Another factor is that the Sun also exerts a gravitational pull. Everything does, in direct proportion to it’s mass and in inverse proportion to the square of its distance. The Sun is much more distant, but much much more massive than the moon, so it too pulls on the oceans a little.

When the Moon and the Sun are lined up more or less on the same side of the Earth, the gravity of each is pulling in the same direction. Then we get ‘spring tides’

When the Sun and moon are at right angles to each other, their gravity pulls in different directions, we get ‘neap  tides’, whch are much lower. All perfectly logical. No contradictions.

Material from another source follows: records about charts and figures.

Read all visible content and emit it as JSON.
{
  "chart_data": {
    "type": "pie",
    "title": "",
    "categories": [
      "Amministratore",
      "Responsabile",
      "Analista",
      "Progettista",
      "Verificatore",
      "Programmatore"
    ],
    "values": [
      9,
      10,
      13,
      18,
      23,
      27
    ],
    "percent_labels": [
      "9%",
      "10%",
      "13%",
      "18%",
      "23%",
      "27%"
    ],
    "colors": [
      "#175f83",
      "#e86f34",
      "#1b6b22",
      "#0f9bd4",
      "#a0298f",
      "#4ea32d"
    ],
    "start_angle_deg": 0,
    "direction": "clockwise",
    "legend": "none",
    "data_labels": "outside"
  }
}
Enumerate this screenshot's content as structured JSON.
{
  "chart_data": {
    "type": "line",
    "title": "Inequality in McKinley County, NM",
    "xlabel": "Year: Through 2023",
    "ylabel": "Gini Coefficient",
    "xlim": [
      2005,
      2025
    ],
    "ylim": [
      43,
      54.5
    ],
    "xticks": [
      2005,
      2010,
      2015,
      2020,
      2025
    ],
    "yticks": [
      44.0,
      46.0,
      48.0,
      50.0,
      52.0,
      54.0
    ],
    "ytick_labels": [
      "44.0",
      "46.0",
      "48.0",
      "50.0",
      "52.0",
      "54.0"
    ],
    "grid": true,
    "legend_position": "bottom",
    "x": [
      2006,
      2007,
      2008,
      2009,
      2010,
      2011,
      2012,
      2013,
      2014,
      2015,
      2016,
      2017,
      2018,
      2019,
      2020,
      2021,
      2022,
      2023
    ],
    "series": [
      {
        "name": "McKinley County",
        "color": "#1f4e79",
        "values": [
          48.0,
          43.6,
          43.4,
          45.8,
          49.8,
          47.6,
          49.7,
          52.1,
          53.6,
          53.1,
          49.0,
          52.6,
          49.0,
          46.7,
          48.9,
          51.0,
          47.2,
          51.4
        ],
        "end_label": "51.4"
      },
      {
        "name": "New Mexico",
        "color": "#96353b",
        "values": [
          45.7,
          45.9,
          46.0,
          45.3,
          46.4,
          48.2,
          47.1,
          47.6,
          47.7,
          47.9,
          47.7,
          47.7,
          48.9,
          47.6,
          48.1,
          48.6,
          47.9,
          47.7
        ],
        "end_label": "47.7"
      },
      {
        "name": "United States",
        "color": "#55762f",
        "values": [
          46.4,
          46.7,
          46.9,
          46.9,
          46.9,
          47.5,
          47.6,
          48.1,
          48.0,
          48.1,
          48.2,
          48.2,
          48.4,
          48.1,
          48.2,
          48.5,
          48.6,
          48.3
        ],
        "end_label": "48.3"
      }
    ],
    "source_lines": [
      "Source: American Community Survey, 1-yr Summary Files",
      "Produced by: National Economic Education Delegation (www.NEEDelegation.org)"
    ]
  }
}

You go on: “Earth’s lakes, ponds, marshes and other inland bodies of water also inexplicably remain forever outside the Moon’s gravitational grasp! If “gravity” was truly drawing Earth’s oceans up to it, all lakes, ponds and other bodies of standing water should certainly have tides as well.”

Ask yourself: what is the main difference between lakes and ponds, on the one hand, and seas and oceans on the other? Size! That answers your questions. A pond is far too small for the effect of the moon’s gravity to be noticeable. When there is much more water, its rise and fall is much more obvious.

And smaller seas, like the Mediterranean, have smaller tides than the great oceans, like Atlantic or Pacific, for the same reason.

Incomprehension of the model

1) The orbit of the moon is not uniform. The moons' distance varies between 363,000km and 405,000km and not only that, the orbit itself rotates over 9 years.



2) Tides are not only influenced by the moon. The sun's tidal force is 46% as large as that of the moon. That's the reason why we have spring and neap tides.



3) A body of water has to be large enough for it to be noticeably tide-effected. Big lakes have tides in the cm-range, but they are almost not noticeable.